Latinx Environmentalisms: Place, Justice, and the Decolonial

Current price: $39.95
Publication Date: November 1st, 2019
Publisher:
Temple University Press
ISBN:
9781439916674
Pages:
366
Usually Ships in 1 to 10 Days

Description

The whiteness of mainstream environmentalism often fails to account for the richness and variety of Latinx environmental thought. Building on insights of environmental justice scholarship as well as critical race and ethnic studies, the editors and contributors to Latinx Environmentalisms map the ways Latinx cultural texts integrate environmental concerns with questions of social and political justice. 

Original interviews with creative writers, including Cherríe Moraga, Helena María Viramontes, and Héctor Tobar, as well as new essays by noted scholars of Latinx literature and culture, show how Latinx authors and cultural producers express environmental concerns in their work. These chapters, which focus on film, visual art, and literature—and engage in fields such as disability studies, animal studies, and queer studies—emphasize the role of racial capitalism in shaping human relationships to the more-than-human world and reveal a vibrant tradition of Latinx decolonial environmentalism.

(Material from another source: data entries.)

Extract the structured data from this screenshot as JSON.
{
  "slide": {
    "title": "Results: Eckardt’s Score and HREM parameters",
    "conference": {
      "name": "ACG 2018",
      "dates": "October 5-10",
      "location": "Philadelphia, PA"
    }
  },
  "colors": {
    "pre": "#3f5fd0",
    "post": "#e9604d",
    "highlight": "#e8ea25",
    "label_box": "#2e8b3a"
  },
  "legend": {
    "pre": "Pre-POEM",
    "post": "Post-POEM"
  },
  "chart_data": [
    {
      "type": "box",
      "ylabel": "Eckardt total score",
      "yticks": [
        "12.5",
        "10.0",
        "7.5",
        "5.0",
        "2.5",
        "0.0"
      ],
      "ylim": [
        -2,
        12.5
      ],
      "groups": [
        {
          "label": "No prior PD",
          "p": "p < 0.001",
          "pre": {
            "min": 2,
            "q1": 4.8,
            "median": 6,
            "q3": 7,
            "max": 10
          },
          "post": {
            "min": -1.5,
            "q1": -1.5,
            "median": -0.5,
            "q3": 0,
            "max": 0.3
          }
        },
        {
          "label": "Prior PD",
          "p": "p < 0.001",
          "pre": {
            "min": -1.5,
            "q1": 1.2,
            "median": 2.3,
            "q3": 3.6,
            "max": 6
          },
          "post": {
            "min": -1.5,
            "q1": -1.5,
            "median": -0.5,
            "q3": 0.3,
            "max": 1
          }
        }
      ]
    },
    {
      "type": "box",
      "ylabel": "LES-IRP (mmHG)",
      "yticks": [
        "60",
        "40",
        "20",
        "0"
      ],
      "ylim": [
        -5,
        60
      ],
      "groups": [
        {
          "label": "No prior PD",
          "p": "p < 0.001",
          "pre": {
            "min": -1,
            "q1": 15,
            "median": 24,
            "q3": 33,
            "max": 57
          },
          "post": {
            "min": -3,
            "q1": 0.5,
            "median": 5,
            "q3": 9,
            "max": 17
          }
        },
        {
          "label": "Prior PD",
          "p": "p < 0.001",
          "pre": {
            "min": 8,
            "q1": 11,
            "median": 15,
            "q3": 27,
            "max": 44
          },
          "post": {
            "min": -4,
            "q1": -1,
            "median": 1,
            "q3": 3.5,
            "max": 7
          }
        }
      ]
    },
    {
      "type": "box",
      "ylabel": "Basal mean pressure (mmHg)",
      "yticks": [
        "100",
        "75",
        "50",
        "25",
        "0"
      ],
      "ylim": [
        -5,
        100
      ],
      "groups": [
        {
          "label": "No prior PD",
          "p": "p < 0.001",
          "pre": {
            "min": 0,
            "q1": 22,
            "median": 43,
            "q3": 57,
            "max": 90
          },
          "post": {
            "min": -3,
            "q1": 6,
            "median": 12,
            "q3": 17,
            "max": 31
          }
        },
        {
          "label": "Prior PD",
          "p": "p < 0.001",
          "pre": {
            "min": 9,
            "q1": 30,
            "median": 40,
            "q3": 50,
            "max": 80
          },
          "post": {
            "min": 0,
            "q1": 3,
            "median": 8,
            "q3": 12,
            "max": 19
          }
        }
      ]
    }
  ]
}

Latinx Environmentalisms accounts for the ways Latinx cultures are environmental, but often do not assume the mantle of “environmentalism.”

About the Author

Sarah D. Wald is an Associate Professor of Environmental Studies and English at University of Oregon and author of The Nature of California: Race, Citizenship, and Farming since the Dust Bowl.   David J. Vázquez is an Associate Professor of English at the University of Oregon and author of Triangulations: Narrative Strategies for Navigating Latino Identity.  Priscilla Solis Ybarra is an Associate Professor in the Department of English at the University of North Texas and author of Writing the Goodlife: Mexican American Literature and the Environment.  Sarah Jaquette Ray is an Associate Professor and Program Leader of Environmental Studies at Humboldt State University and author of The Ecological Other: Environmental Exclusion in American Culture.